The novel follows its narrator, Neville Lister, through three periods of his life. In the first, he is a conventionally radicalised university dropout in the 1970s.

His worried father arranges for him to spend a day shadowing a famous photographer, Saul Auerbach, in the hope that it will give him direction.

It’s Neville’s first encounter with the art of photography, and so begins a reflection on the capturing of images, the perplexing distance between images and their live subjects, and the way both contain, and are contained by, the spaces of Johannesburg.

An equally subtle component of this narrative is Neville’s relationship with these spaces, both social and architectural. He is drily fascinated by the mundane and curious facets of the city, and his understated love of the urban sprawl is evident.

Yet, he struggles to belong, to find some kind of sea anchor within this shifting ocean of buildings and people.

These threads of reflection continue in the second sequence, where Neville returns from several years in the UK to our newly minted democracy. Now he is a photographer himself, not quite successful and still disengaged, unable to fit himself into the corners of his world.

There are two centres to this sequence. One is his relationship with his wryly humorous mother, which I found entertaining and moving.

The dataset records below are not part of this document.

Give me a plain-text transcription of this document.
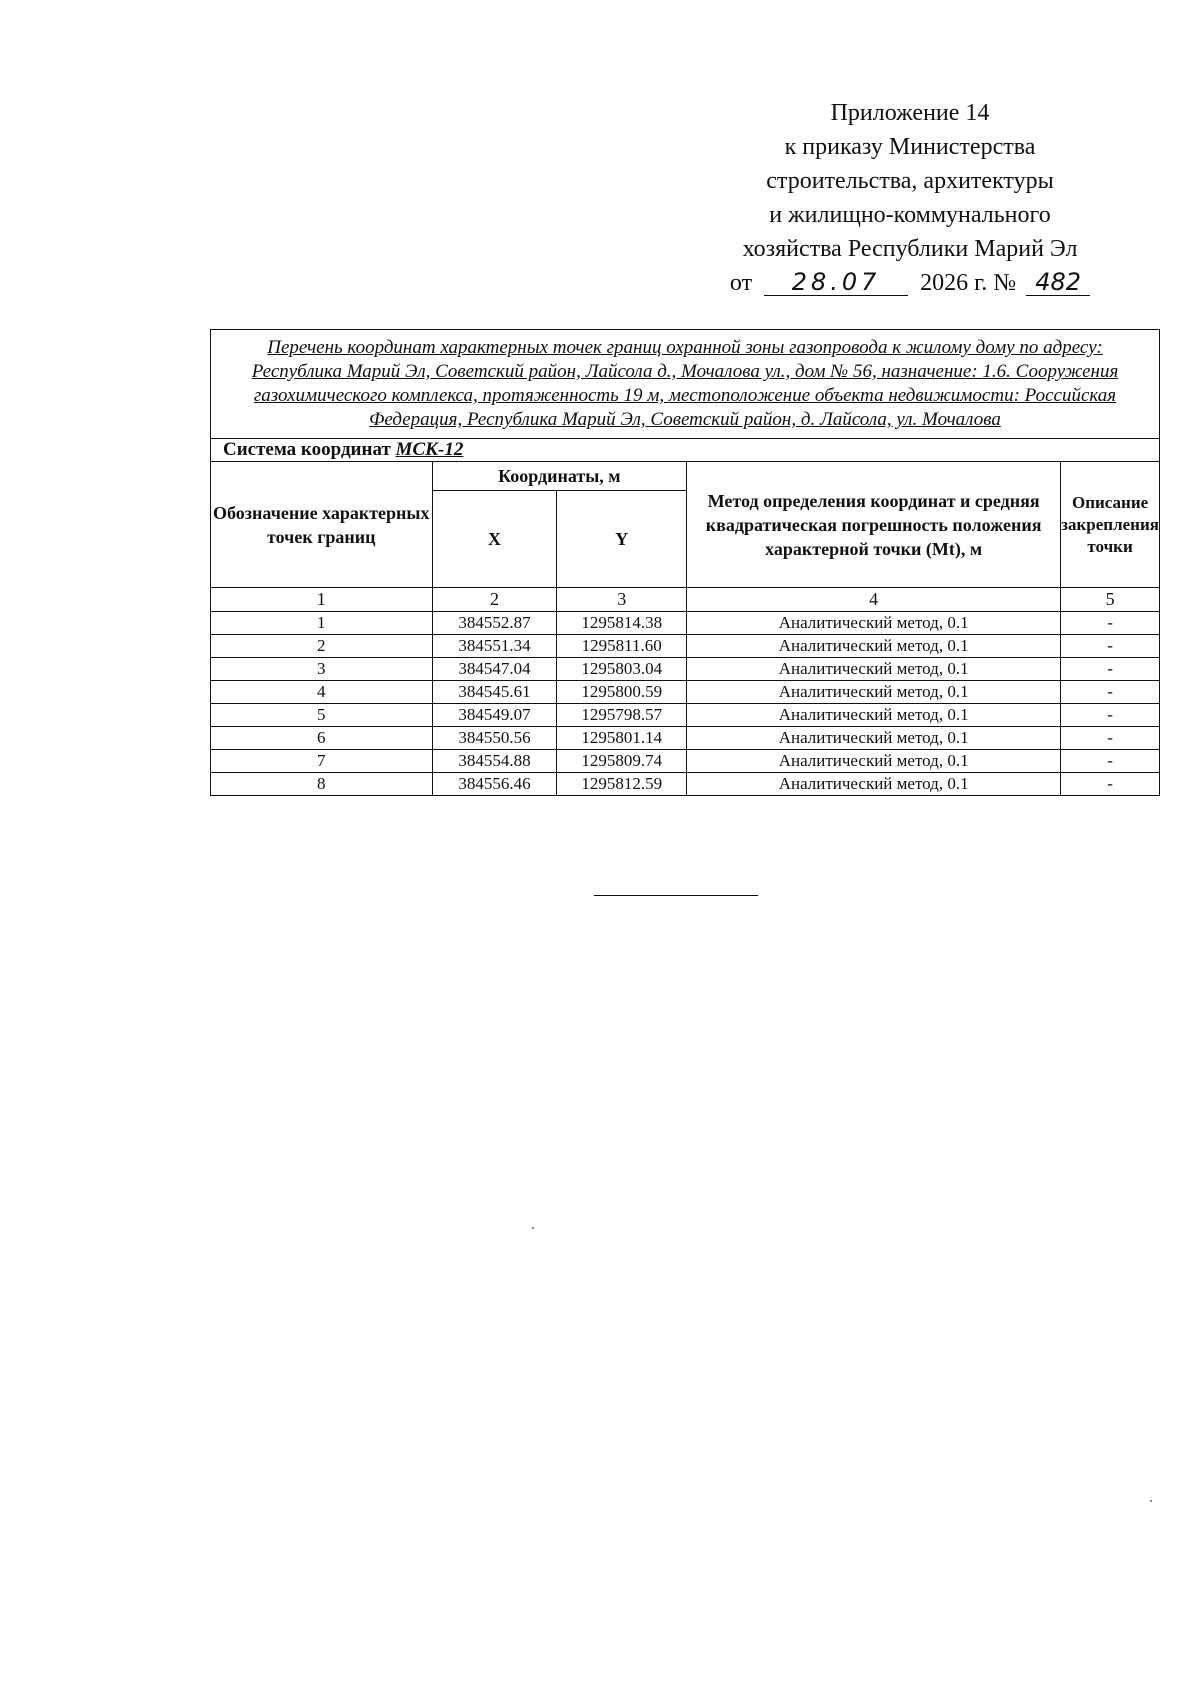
Приложение 14
к приказу Министерства
строительства, архитектуры
и жилищно-коммунального
хозяйства Республики Марий Эл
от 28.07 2026 г. № 482
Перечень координат характерных точек границ охранной зоны газопровода к жилому дому по адресу: Республика Марий Эл, Советский район, Лайсола д., Мочалова ул., дом № 56, назначение: 1.6. Сооружения газохимического комплекса, протяженность 19 м, местоположение объекта недвижимости: Российская Федерация, Республика Марий Эл, Советский район, д. Лайсола, ул. Мочалова				
Система координат МСК-12				
Обозначение характерных точек границ	Координаты, м		Метод определения координат и средняя квадратическая погрешность положения характерной точки (Mt), м	Описание закрепления точки
	X	Y		
1	2	3	4	5
1	384552.87	1295814.38	Аналитический метод, 0.1	-
2	384551.34	1295811.60	Аналитический метод, 0.1	-
3	384547.04	1295803.04	Аналитический метод, 0.1	-
4	384545.61	1295800.59	Аналитический метод, 0.1	-
5	384549.07	1295798.57	Аналитический метод, 0.1	-
6	384550.56	1295801.14	Аналитический метод, 0.1	-
7	384554.88	1295809.74	Аналитический метод, 0.1	-
8	384556.46	1295812.59	Аналитический метод, 0.1	-
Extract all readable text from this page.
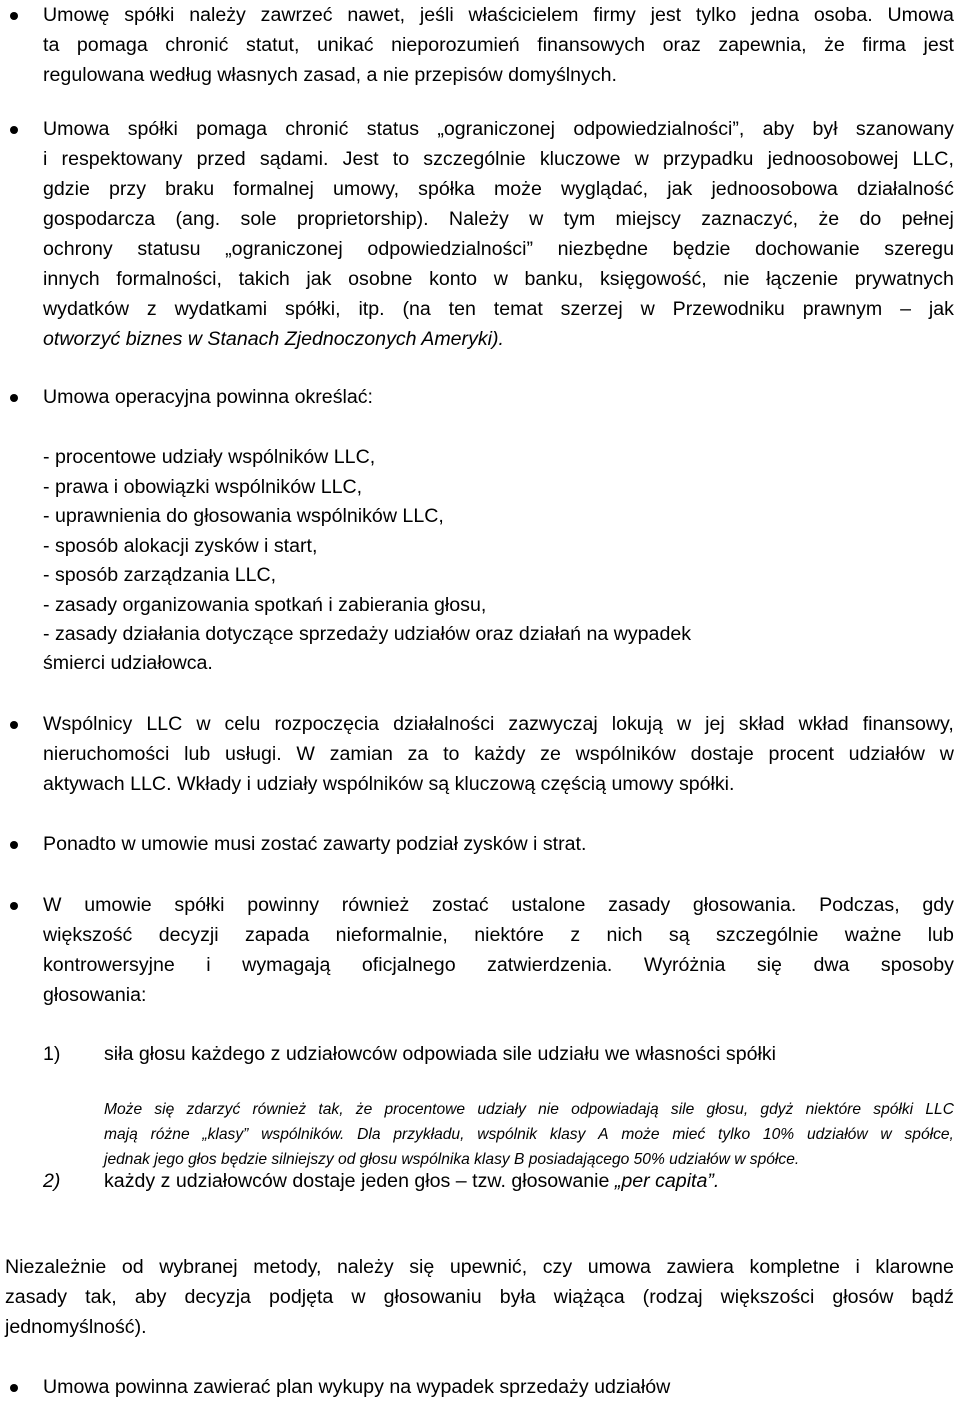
Umowę spółki należy zawrzeć nawet, jeśli właścicielem firmy jest tylko jedna osoba. Umowa
ta pomaga chronić statut, unikać nieporozumień finansowych oraz zapewnia, że firma jest
regulowana według własnych zasad, a nie przepisów domyślnych.
Umowa spółki pomaga chronić status „ograniczonej odpowiedzialności”, aby był szanowany
i respektowany przed sądami. Jest to szczególnie kluczowe w przypadku jednoosobowej LLC,
gdzie przy braku formalnej umowy, spółka może wyglądać, jak jednoosobowa działalność
gospodarcza (ang. sole proprietorship). Należy w tym miejscy zaznaczyć, że do pełnej
ochrony statusu „ograniczonej odpowiedzialności” niezbędne będzie dochowanie szeregu
innych formalności, takich jak osobne konto w banku, księgowość, nie łączenie prywatnych
wydatków z wydatkami spółki, itp. (na ten temat szerzej w Przewodniku prawnym – jak
otworzyć biznes w Stanach Zjednoczonych Ameryki).
Umowa operacyjna powinna określać:
- procentowe udziały wspólników LLC,
- prawa i obowiązki wspólników LLC,
- uprawnienia do głosowania wspólników LLC,
- sposób alokacji zysków i start,
- sposób zarządzania LLC,
- zasady organizowania spotkań i zabierania głosu,
- zasady działania dotyczące sprzedaży udziałów oraz działań na wypadek
śmierci udziałowca.
Wspólnicy LLC w celu rozpoczęcia działalności zazwyczaj lokują w jej skład wkład finansowy,
nieruchomości lub usługi. W zamian za to każdy ze wspólników dostaje procent udziałów w
aktywach LLC. Wkłady i udziały wspólników są kluczową częścią umowy spółki.
Ponadto w umowie musi zostać zawarty podział zysków i strat.
W umowie spółki powinny również zostać ustalone zasady głosowania. Podczas, gdy
większość decyzji zapada nieformalnie, niektóre z nich są szczególnie ważne lub
kontrowersyjne i wymagają oficjalnego zatwierdzenia. Wyróżnia się dwa sposoby
głosowania:
1) siła głosu każdego z udziałowców odpowiada sile udziału we własności spółki
Może się zdarzyć również tak, że procentowe udziały nie odpowiadają sile głosu, gdyż niektóre spółki LLC
mają różne „klasy” wspólników. Dla przykładu, wspólnik klasy A może mieć tylko 10% udziałów w spółce,
jednak jego głos będzie silniejszy od głosu wspólnika klasy B posiadającego 50% udziałów w spółce.
2) każdy z udziałowców dostaje jeden głos – tzw. głosowanie „per capita”.
Niezależnie od wybranej metody, należy się upewnić, czy umowa zawiera kompletne i klarowne
zasady tak, aby decyzja podjęta w głosowaniu była wiążąca (rodzaj większości głosów bądź
jednomyślność).
Umowa powinna zawierać plan wykupy na wypadek sprzedaży udziałów
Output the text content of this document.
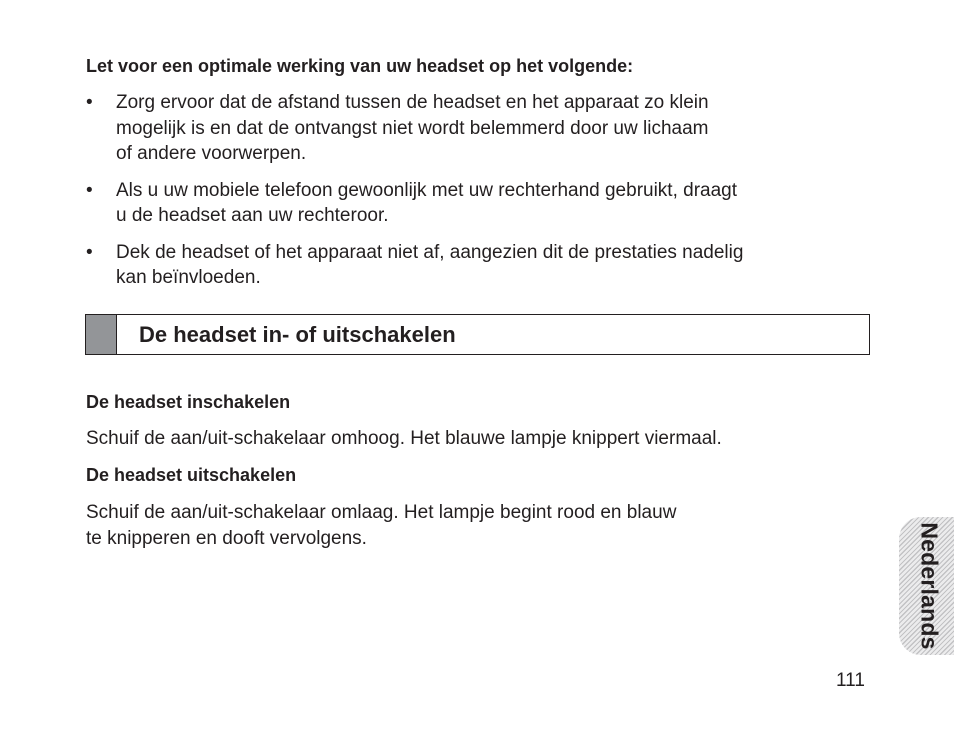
Let voor een optimale werking van uw headset op het volgende:
• Zorg ervoor dat de afstand tussen de headset en het apparaat zo klein
mogelijk is en dat de ontvangst niet wordt belemmerd door uw lichaam
of andere voorwerpen.
• Als u uw mobiele telefoon gewoonlijk met uw rechterhand gebruikt, draagt
u de headset aan uw rechteroor.
• Dek de headset of het apparaat niet af, aangezien dit de prestaties nadelig
kan beïnvloeden.
De headset in- of uitschakelen
De headset inschakelen
Schuif de aan/uit-schakelaar omhoog. Het blauwe lampje knippert viermaal.
De headset uitschakelen
Schuif de aan/uit-schakelaar omlaag. Het lampje begint rood en blauw
te knipperen en dooft vervolgens.	Nederlands
111
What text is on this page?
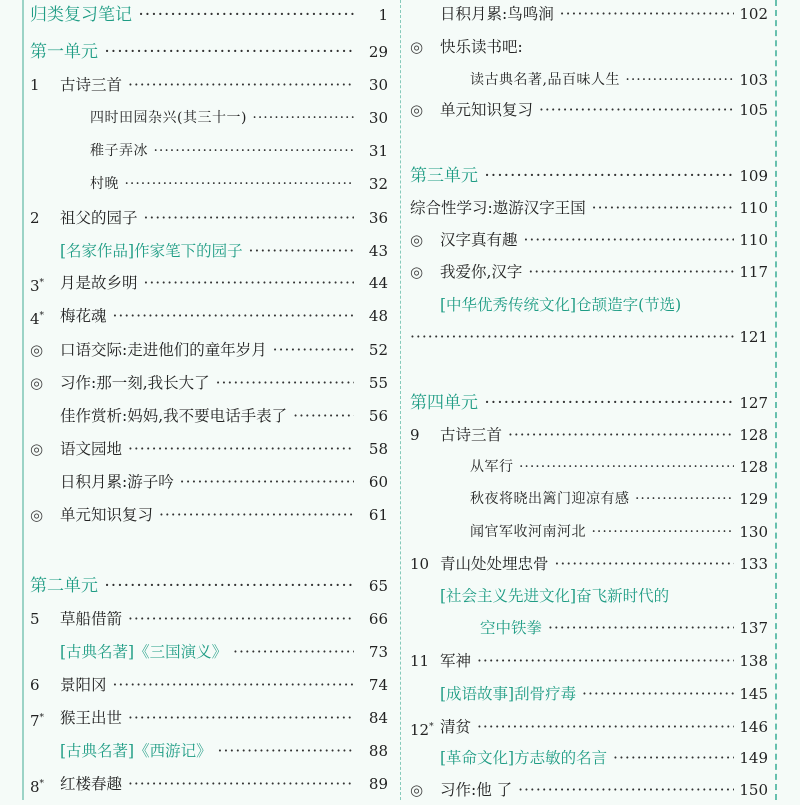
归类复习笔记 ·····	1
第一单元 ·····	29
1	古诗三首 ·····	30
四时田园杂兴(其三十一) ·····	30
稚子弄冰 ·····	31
村晚 ·····	32
2	祖父的园子 ·····	36
[名家作品]作家笔下的园子 ·····	43
3*	月是故乡明 ·····	44
4*	梅花魂 ·····	48
◎	口语交际:走进他们的童年岁月 ·····	52
◎	习作:那一刻,我长大了 ·····	55
佳作赏析:妈妈,我不要电话手表了 ·····	56
◎	语文园地 ·····	58
日积月累:游子吟 ·····	60
◎	单元知识复习 ·····	61
第二单元 ·····	65
5	草船借箭 ·····	66
[古典名著]《三国演义》 ·····	73
6	景阳冈 ·····	74
7*	猴王出世 ·····	84
[古典名著]《西游记》 ·····	88
8*	红楼春趣 ·····	89
日积月累:鸟鸣涧 ·····	102
◎	快乐读书吧:
读古典名著,品百味人生 ·····	103
◎	单元知识复习 ·····	105
第三单元 ·····	109
综合性学习:遨游汉字王国 ·····	110
◎	汉字真有趣 ·····	110
◎	我爱你,汉字 ·····	117
[中华优秀传统文化]仓颉造字(节选)
·····
121
第四单元 ·····	127
9	古诗三首 ·····	128
从军行 ·····	128
秋夜将晓出篱门迎凉有感 ·····	129
闻官军收河南河北 ·····	130
10 青山处处埋忠骨 ·····	133
[社会主义先进文化]奋飞新时代的
空中铁拳 ·····	137
11 军神 ·····	138
[成语故事]刮骨疗毒 ·····	145
12* 清贫 ·····	146
[革命文化]方志敏的名言 ·····	149
◎	习作:他 了 ·····	150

The other is his relationship with Mrs Pinheiro, whom he encounters on a photographic mission. She is the custodian of a collection of dead letters; missives that have fallen out of the system because the addressees are illegible. The presence of these artefacts subtly shifts the focus of the narrative meditation, which now turns to how language itself forms images.

A double exposure, as older photographers will remember, happens when two images are exposed on the same rectangle of film. Here the writer Vladislavic is increasingly juxtaposed against the photographer Lister. And here the Vladislavic within the frame echoes Aubrey Tearle, the linguistically obsessed narrator of his earlier novel, The Restless Supermarket, a man whose identity is more defined by grammar and style than by the visual disclosures of his city.

The third sequence is set in the present, in a confidently digital age. Much of it follows an interview: Janie, a blogger, interviews the modestly successful, almost middle-aged Neville. The lens turns to the cultural mores and fashions of our time, though the concerns of the text with space and image are not lost.

The focus of this section is less certain than the preceding two, and I wasn’t entirely convinced by the assemblage of topics. In addition to the themes I’ve discussed, the text ranges across the fashionable language of cooking, the ironies of digital culture, the distance between the space cadet Janie and Neville, while it almost dismissively explores his relationship with his partner, Leora.

I felt that the focus became too diffuse, and the narrative rambled at times. Yet, it closes with an important realisation; Neville realises with some bitterness that he has grown up, that his life and the city belong together at last, and that it is a harder space than he might have anticipated.

Talking about the photographer Auerbach, Neville comments: “He had a body of work and it held him steady in the world. More precisely: he was a body of work… He had soldiered on, one photograph at a time, leaving behind an account of himself and his place in which one thing followed another, print after print. My own story was full of holes.”

In 1990, I reviewed Vladislavic’s debut short story collection, Missing Persons, and cautiously described him as “an author who probably has what it takes to establish a dominant place in South African fiction”.

Hindsight shows that my caution was unnecessary; Vladislavic certainly can claim a defining body of work, and Double Exposure is not at all full of holes.

The prose is masterly, and Vladislavic lets slip his baroque fantasy judiciously, as if quoting himself rather than placing his trademark absurdity at the core of this narrative. It does not have the power and gravitas of The Restless Supermarket, nor the wild confabulation of Vladislavic’s earlier short story collections.

It remains, however, a thoughtful and complex essay in novel form.